During Q1, the ad business grew 44% year-on-year to $3.91 billion, surpassing the growth of its existing offerings including online sales (24%), subscription services (28%) and Amazon Web Services (33%).
In terms of the duopoly, Amazon continues to lead both Google (13%) and Facebook (17%) in terms of growth. However, the e-commerce retailer’s ad business still lags behind in comparison with Google and Facebook recording figures of $17.4 billion and $28 billion respectively in Q1.
Growth up, profits down
Although its ad business has done well, Amazon’s profits have taken a shortfall over the period with the business recording profits of £2.5 billion, down from $3.6 billion on the same period last year.

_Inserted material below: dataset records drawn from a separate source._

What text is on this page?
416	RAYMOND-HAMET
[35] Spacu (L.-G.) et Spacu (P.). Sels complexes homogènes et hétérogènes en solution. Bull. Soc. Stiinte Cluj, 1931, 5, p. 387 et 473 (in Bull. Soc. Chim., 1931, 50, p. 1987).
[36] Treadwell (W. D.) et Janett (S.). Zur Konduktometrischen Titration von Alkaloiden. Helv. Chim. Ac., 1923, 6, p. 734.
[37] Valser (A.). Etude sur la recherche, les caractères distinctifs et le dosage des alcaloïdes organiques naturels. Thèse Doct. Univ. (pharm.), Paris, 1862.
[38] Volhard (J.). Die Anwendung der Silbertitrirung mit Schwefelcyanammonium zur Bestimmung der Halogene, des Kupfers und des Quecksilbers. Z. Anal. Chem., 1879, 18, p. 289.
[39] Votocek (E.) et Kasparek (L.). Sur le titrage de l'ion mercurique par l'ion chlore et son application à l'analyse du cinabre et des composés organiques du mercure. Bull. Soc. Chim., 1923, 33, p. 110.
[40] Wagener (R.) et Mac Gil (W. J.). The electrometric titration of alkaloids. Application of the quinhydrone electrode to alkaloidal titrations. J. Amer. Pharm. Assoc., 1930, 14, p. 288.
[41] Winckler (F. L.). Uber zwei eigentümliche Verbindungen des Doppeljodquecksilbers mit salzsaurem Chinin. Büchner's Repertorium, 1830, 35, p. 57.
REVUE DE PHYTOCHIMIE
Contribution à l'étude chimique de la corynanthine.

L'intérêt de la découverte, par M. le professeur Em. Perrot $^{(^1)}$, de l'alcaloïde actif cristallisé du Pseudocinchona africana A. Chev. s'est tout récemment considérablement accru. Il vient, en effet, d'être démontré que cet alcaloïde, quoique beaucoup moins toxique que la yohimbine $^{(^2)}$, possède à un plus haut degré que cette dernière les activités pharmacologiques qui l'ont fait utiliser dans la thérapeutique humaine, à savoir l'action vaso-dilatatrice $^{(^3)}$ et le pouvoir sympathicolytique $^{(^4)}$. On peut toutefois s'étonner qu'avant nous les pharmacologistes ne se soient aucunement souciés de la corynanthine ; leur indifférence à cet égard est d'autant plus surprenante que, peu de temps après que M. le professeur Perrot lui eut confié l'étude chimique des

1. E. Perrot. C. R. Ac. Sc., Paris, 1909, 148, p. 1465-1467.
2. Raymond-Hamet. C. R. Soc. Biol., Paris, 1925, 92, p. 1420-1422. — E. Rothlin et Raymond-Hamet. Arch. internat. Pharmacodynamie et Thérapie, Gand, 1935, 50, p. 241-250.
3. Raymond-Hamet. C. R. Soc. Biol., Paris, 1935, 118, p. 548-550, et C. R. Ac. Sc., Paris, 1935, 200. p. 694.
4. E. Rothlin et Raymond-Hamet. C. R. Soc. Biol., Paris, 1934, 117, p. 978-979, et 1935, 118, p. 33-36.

Amazon chief executive Jeff Bezos warned that profits may dip further as the company is set to spend over $4 billion in the next three months on coronavirus-related expenses – such as getting products to customers and keeping employees safe.

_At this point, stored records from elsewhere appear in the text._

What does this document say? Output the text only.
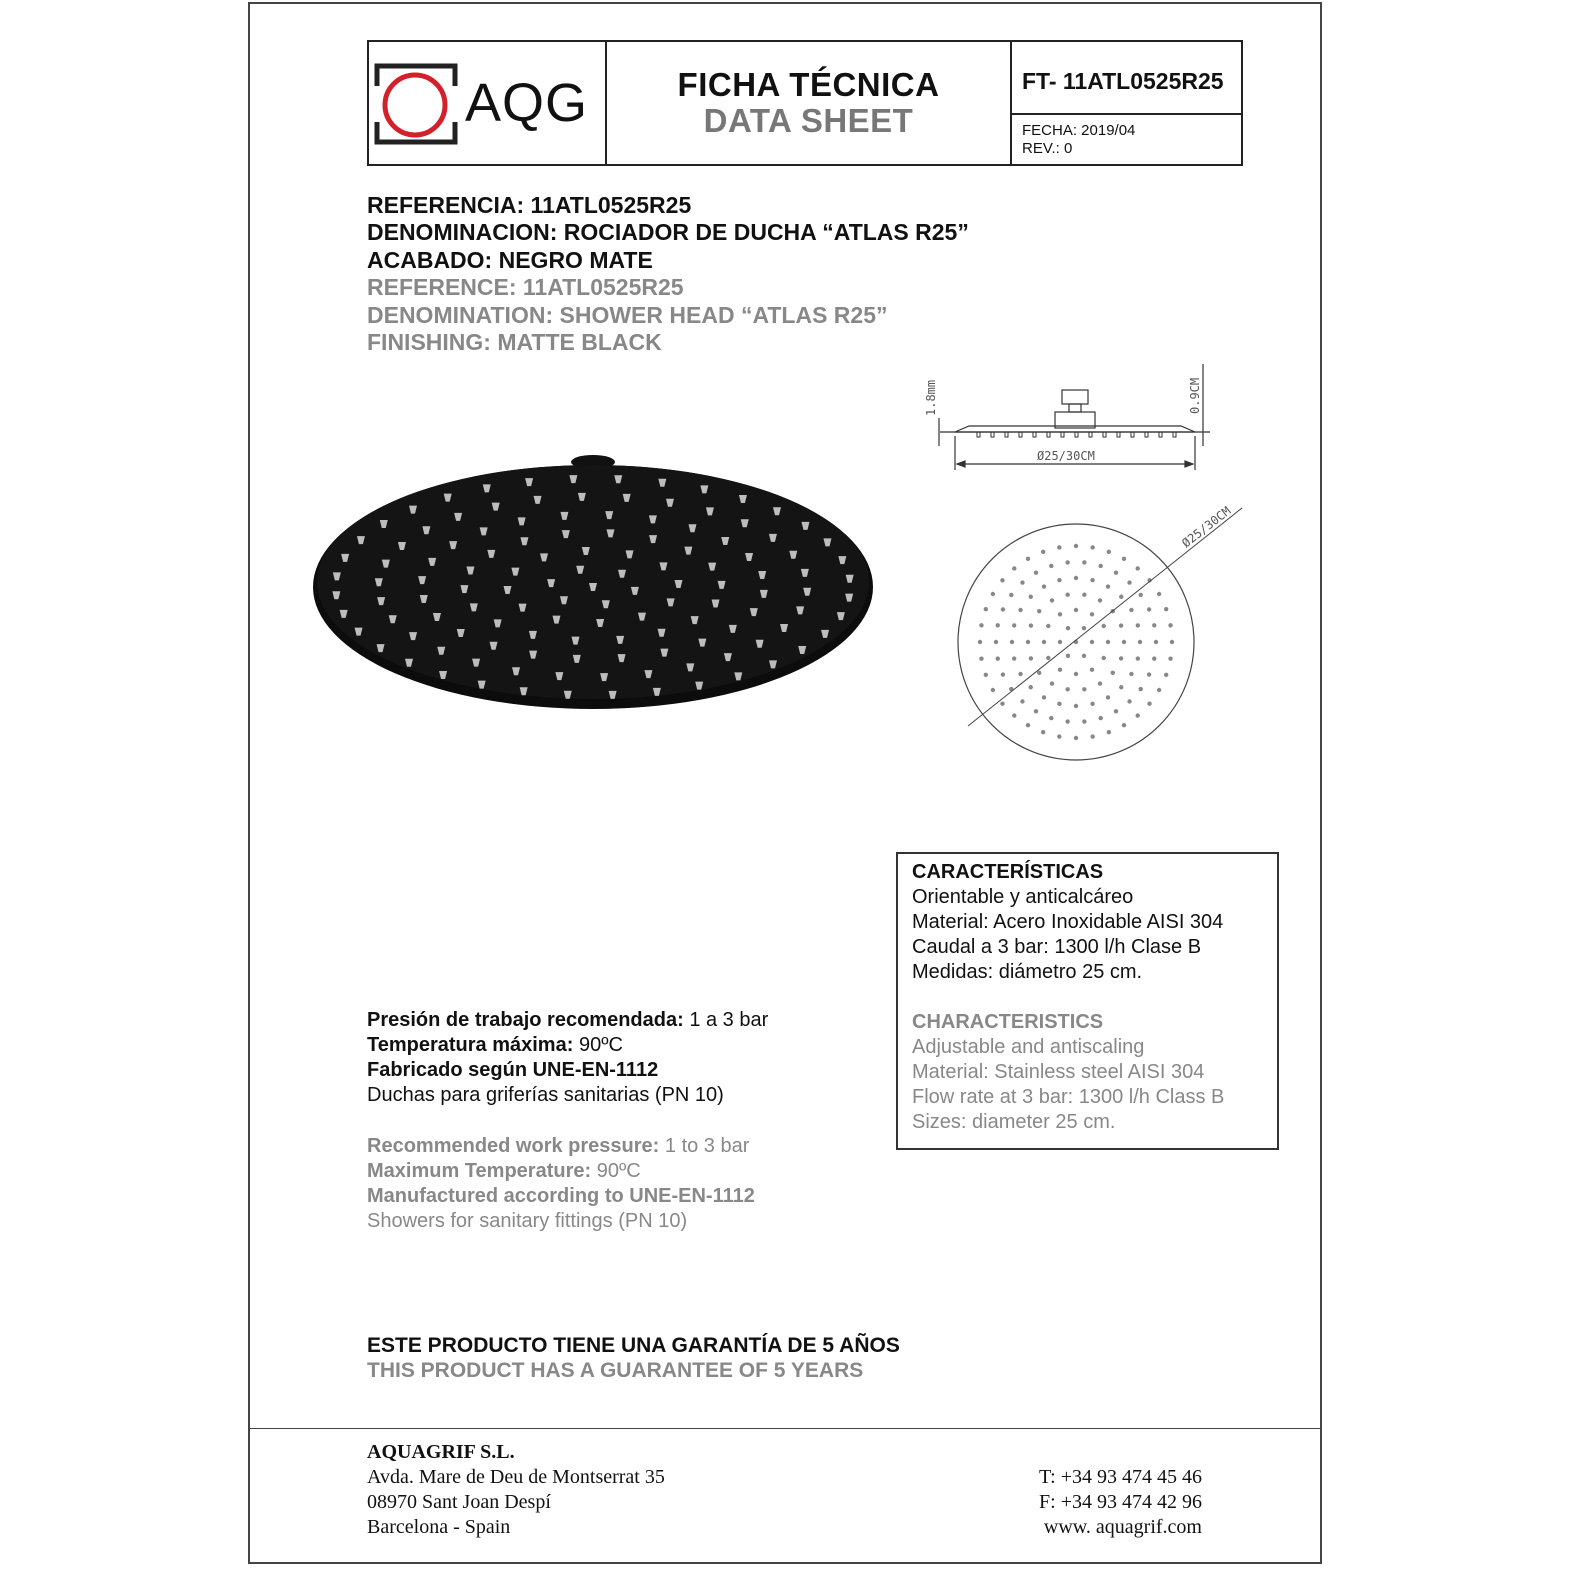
AQG	FICHA TÉCNICA
DATA SHEET
FT- 11ATL0525R25
FECHA: 2019/04
REV.: 0
REFERENCIA: 11ATL0525R25
DENOMINACION: ROCIADOR DE DUCHA “ATLAS R25”
ACABADO: NEGRO MATE
REFERENCE: 11ATL0525R25
DENOMINATION: SHOWER HEAD “ATLAS R25”
FINISHING: MATTE BLACK
1.8mm	0.9CM
Ø25/30CM
Ø25/30CM
CARACTERÍSTICAS
Orientable y anticalcáreo
Material: Acero Inoxidable AISI 304
Caudal a 3 bar: 1300 l/h Clase B
Medidas: diámetro 25 cm.
CHARACTERISTICS
Adjustable and antiscaling
Material: Stainless steel AISI 304
Flow rate at 3 bar: 1300 l/h Class B
Sizes: diameter 25 cm.
Presión de trabajo recomendada: 1 a 3 bar
Temperatura máxima: 90ºC
Fabricado según UNE-EN-1112
Duchas para griferías sanitarias (PN 10)
Recommended work pressure: 1 to 3 bar
Maximum Temperature: 90ºC
Manufactured according to UNE-EN-1112
Showers for sanitary fittings (PN 10)
ESTE PRODUCTO TIENE UNA GARANTÍA DE 5 AÑOS
THIS PRODUCT HAS A GUARANTEE OF 5 YEARS
AQUAGRIF S.L.
Avda. Mare de Deu de Montserrat 35
08970 Sant Joan Despí
Barcelona - Spain
T: +34 93 474 45 46
F: +34 93 474 42 96
www. aquagrif.com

For advertisers specifically, it’s been a tricky few weeks for them to pay or run ads due to the e-commerce retailer in March introduced some changes to its product shipping and categories as well as its affiliate programme.

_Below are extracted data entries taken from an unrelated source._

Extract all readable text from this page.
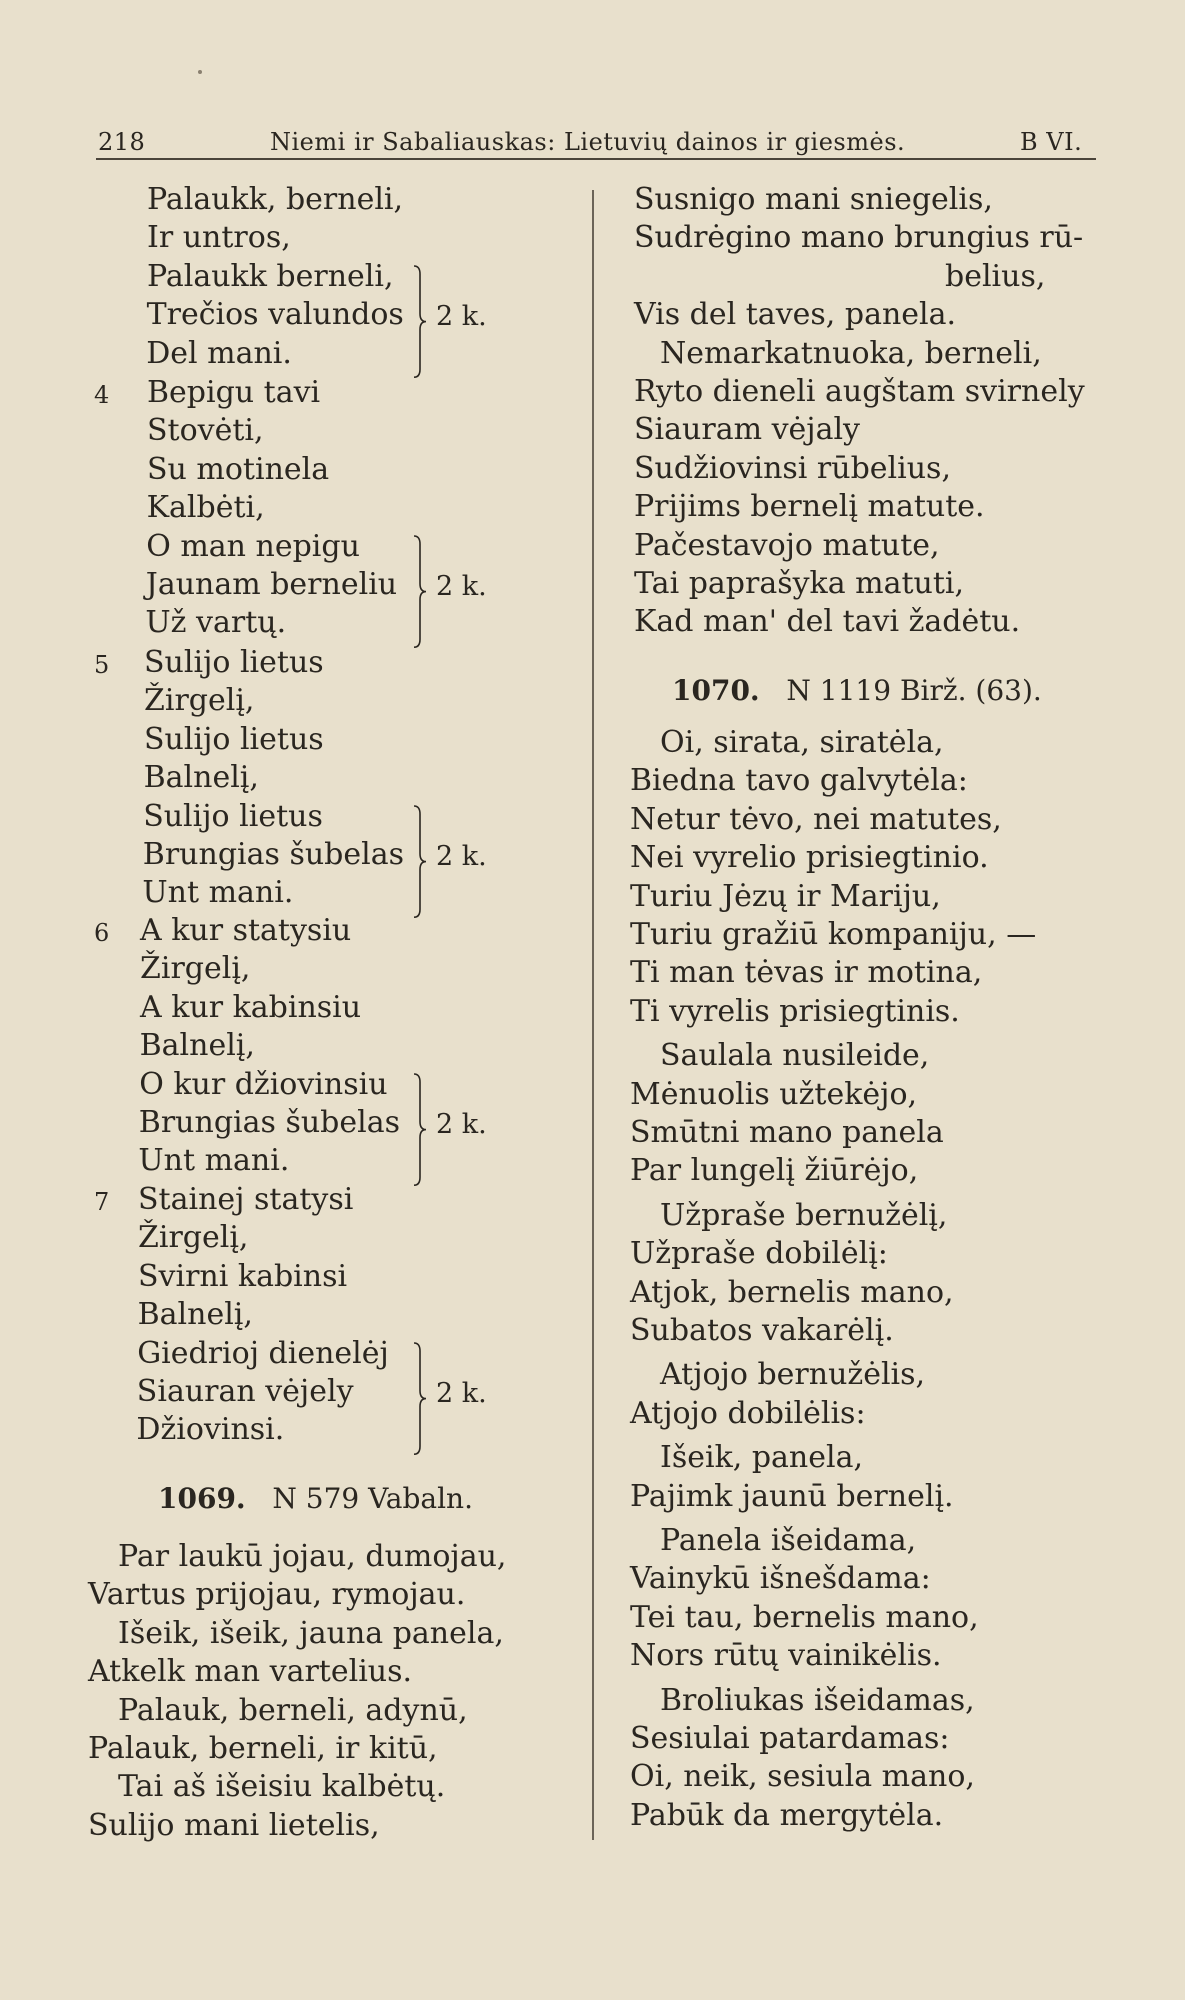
218	Niemi ir Sabaliauskas: Lietuvių dainos ir giesmės.	B VI.
Palaukk, berneli,
Ir untros,
Palaukk berneli,
Trečios valundos
Del mani.
2 k.
Bepigu tavi
Stovėti,
Su motinela
Kalbėti,
O man nepigu
Jaunam berneliu
Už vartų.
4
2 k.
Sulijo lietus
Žirgelį,
Sulijo lietus
Balnelį,
Sulijo lietus
Brungias šubelas
Unt mani.
5
2 k.
A kur statysiu
Žirgelį,
A kur kabinsiu
Balnelį,
O kur džiovinsiu
Brungias šubelas
Unt mani.
6
2 k.
Stainej statysi
Žirgelį,
Svirni kabinsi
Balnelį,
Giedrioj dienelėj
Siauran vėjely
Džiovinsi.
7
2 k.
1069.   N 579 Vabaln.
Par laukū jojau, dumojau,
Vartus prijojau, rymojau.
Išeik, išeik, jauna panela,
Atkelk man vartelius.
Palauk, berneli, adynū,
Palauk, berneli, ir kitū,
Tai aš išeisiu kalbėtų.
Sulijo mani lietelis,
Susnigo mani sniegelis,
Sudrėgino mano brungius rū-
belius,
Vis del taves, panela.
Nemarkatnuoka, berneli,
Ryto dieneli augštam svirnely
Siauram vėjaly
Sudžiovinsi rūbelius,
Prijims bernelį matute.
Pačestavojo matute,
Tai paprašyka matuti,
Kad man' del tavi žadėtu.
1070.   N 1119 Birž. (63).
Oi, sirata, siratėla,
Biedna tavo galvytėla:
Netur tėvo, nei matutes,
Nei vyrelio prisiegtinio.
Turiu Jėzų ir Mariju,
Turiu gražiū kompaniju, —
Ti man tėvas ir motina,
Ti vyrelis prisiegtinis.
Saulala nusileide,
Mėnuolis užtekėjo,
Smūtni mano panela
Par lungelį žiūrėjo,
Užpraše bernužėlį,
Užpraše dobilėlį:
Atjok, bernelis mano,
Subatos vakarėlį.
Atjojo bernužėlis,
Atjojo dobilėlis:
Išeik, panela,
Pajimk jaunū bernelį.
Panela išeidama,
Vainykū išnešdama:
Tei tau, bernelis mano,
Nors rūtų vainikėlis.
Broliukas išeidamas,
Sesiulai patardamas:
Oi, neik, sesiula mano,
Pabūk da mergytėla.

According to a piece on Digiday, this was due to help Amazon easing pressure on its own supply chain, but in return, this may have forced advertisers to rethink their ad spend budgets on certain products via the marketplace.
Furthermore, as noted in The Drum, Amazon’s director of investor relations Dave Files stated there has been “some impact” from advertisers restricting on budgets as a result of the current climate.
“In March, [we saw] some pullback from advertisers and some downward pressure on price, but how but advertising continues to advertise at a high cliff,” he said.
“It wasn’t as noticeable maybe as with what some others are seeing, and it’s probably offset a bit by the continued strong traffic we have to the site. So it’s a bit of a mixed bag. We have again, as I said, downward pressure a bit on pricing.”
He also noted that a “large portion” of the firm’s advertising related to Amazon sales, “not [to] things like travel and auto” – sectors which have been heavily impacted by the Coronavirus pandemic.
Assuring investors, Files concluded that Amazon’s advertising will prove efficient during this period despite advertisers cutting back, proving its value in the long run.